A Universal Constant

By John Van Mater, Jr.

What incomprehensible force keeps the stars in their courses, and the atoms in theirs? It is awesome to contemplate that everything known and unknown in the heavens and on earth follows a cosmic harmony, its forces holding and guiding their natural paths while sustaining the dynamic evolving universe.

Is it so simple to explain away all this as resulting only from physical laws and causes? Does nature operate solely by chance? Life is far deeper and more profound when we recognize the existence of consciousness as a universal constant. All nature manifests infinite variations of the marvelous qualities of consciousness -- of will, desire, intelligence, love, and many others. The universe is alive, full of design and purpose, and outer phenomena are produced by inner causes of being. Everything, even space surrounding universes, is alive! The mystery of the essence and origin of life emanates from the divine.
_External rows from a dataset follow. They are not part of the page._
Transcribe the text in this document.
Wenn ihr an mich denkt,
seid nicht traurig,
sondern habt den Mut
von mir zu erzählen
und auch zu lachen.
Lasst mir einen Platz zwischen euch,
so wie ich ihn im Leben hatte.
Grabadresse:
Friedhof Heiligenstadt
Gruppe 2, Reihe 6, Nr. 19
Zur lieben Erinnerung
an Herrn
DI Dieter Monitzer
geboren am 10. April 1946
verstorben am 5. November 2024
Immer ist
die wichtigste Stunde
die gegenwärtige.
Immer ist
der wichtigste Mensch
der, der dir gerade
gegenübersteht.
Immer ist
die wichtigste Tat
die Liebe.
Look at all the inherent qualities of consciousness in the kingdoms of nature which are in accord with their natural environments. Within its realm, the atom sings vibratory notes of attraction and repulsion. There is a similar music among the spheres and galaxies and beyond. Birds sing melodic notes in response to life. All beings learn and evolve, creating their own harmonies which come from spirit. Can we easily deny the existence of soul and spirit in the innocent eyes of a child? Why not see the same in the gleam of a crocodile's eye or the fire in a tiger's? The intelligent bee knows how to find the best blossoms. Plants, too, respond by flowering with great beauty and producing fruits, while rocks possess a very subtle awareness. Nature is filled with divine lives reflecting the mystery of the one cosmic life in a multitude of forms. There is also the spiritual capacity of human consciousness to realize its divine oneness with all beings, resulting in a deep abiding love and compassion.